| Header | Total Bytes | Payload Bits |
| ---------- | ----------- | ------------ |
| `.......1` | 1 | 7 |
| `......10` | 2 | 14 |
| `.....100` | 3 | 21 |
| `....1000` | 4 | 28 |
| `...10000` | 5 | 35 |
| `..100000` | 6 | 42 |
| `.1000000` | 7 | 49 |
| `10000000` | 8 | 56 |
| `00000000` | 9 | 64 |
The full value is stored little endian, so you simply read the first byte (low byte) in the stream to get the full length, and it has the exact same compactness of VLQ/LEB128 (7 bits per byte).Even better: modern chips have instructions that decode this field in one shot (callable via builtin):
https://github.com/kstenerud/ksbonjson/blob/main/library/src...

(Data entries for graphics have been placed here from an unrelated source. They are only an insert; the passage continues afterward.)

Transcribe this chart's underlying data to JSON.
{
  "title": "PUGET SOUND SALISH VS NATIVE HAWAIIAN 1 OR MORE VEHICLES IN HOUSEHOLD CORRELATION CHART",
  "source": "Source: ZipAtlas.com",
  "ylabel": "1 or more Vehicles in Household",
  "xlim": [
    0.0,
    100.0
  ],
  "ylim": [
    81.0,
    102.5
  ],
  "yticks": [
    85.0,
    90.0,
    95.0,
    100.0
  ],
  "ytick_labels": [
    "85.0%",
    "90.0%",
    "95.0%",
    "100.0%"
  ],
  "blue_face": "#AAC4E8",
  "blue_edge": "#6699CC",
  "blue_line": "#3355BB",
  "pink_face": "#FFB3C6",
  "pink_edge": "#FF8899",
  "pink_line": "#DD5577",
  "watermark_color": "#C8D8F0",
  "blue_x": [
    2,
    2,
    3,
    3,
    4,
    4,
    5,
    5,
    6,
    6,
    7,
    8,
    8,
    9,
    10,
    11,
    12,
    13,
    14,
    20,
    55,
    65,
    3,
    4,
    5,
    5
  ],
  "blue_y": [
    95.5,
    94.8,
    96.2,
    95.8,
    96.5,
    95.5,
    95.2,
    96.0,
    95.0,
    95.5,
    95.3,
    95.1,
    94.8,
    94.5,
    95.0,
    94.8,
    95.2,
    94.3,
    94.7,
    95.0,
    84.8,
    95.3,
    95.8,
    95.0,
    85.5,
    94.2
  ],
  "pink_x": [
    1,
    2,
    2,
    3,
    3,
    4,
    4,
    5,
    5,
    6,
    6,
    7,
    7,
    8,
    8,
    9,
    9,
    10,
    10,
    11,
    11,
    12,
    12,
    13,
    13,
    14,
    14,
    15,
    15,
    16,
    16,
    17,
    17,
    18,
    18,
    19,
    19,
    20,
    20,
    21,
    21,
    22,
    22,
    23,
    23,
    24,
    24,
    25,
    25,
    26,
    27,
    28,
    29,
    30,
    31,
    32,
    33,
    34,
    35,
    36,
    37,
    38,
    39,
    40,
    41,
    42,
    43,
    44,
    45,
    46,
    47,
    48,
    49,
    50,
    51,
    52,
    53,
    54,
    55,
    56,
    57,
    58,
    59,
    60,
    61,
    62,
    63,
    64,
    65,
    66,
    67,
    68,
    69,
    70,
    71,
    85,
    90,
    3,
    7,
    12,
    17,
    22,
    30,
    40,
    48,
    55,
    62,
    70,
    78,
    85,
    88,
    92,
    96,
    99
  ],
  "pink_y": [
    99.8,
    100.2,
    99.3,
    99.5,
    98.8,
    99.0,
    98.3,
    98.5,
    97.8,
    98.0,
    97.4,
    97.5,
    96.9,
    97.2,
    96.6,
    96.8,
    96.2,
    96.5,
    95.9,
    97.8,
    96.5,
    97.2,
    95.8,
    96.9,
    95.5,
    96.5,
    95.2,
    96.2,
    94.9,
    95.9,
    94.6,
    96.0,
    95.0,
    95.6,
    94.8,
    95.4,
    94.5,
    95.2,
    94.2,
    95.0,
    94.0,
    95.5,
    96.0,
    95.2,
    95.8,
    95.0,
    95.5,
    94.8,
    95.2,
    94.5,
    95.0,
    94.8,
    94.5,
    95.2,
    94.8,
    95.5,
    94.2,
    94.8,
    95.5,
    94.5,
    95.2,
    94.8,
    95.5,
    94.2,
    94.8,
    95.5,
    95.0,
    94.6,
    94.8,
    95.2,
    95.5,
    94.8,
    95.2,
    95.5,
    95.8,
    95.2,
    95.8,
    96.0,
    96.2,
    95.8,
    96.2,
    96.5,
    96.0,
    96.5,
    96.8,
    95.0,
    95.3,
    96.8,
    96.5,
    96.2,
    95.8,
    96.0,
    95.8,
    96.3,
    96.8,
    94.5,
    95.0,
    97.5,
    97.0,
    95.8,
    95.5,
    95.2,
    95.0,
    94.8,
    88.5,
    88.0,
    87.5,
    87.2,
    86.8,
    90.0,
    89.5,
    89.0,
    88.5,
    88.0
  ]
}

static inline size_t decodeLengthFieldTotalByteCount(uint8_t header) {
return (size_t)__builtin_ctz(header) + 1;
}
After running this builtin, you simply re-read the memory location for the specified number of bytes, then cast to a little-endian integer, then shift right by the same number of bits to get the final payload - with a special case for `00000000`, although numbers that big are rare. In fact, if you limit yourself to max 56 bit numbers, the algorithm becomes entirely branchless (even if your chip doesn't have the builtin).https://github.com/kstenerud/ksbonjson/blob/main/library/src...
It's one of the things I did to make BONJSON 35x faster to decode/encode compared to JSON.
https://github.com/kstenerud/bonjson
If you wanted to maintain ASCII compatibility, you could use a 0-based unary code going left-to-right, but you lose a number of the speed benefits of a little endian friendly encoding (as well as the self-synchronization of UTF-8 - which admittedly isn't so important in the modern world of everything being out-of-band enveloped and error-corrected). But it would still be a LOT faster than VLQ/LEB128.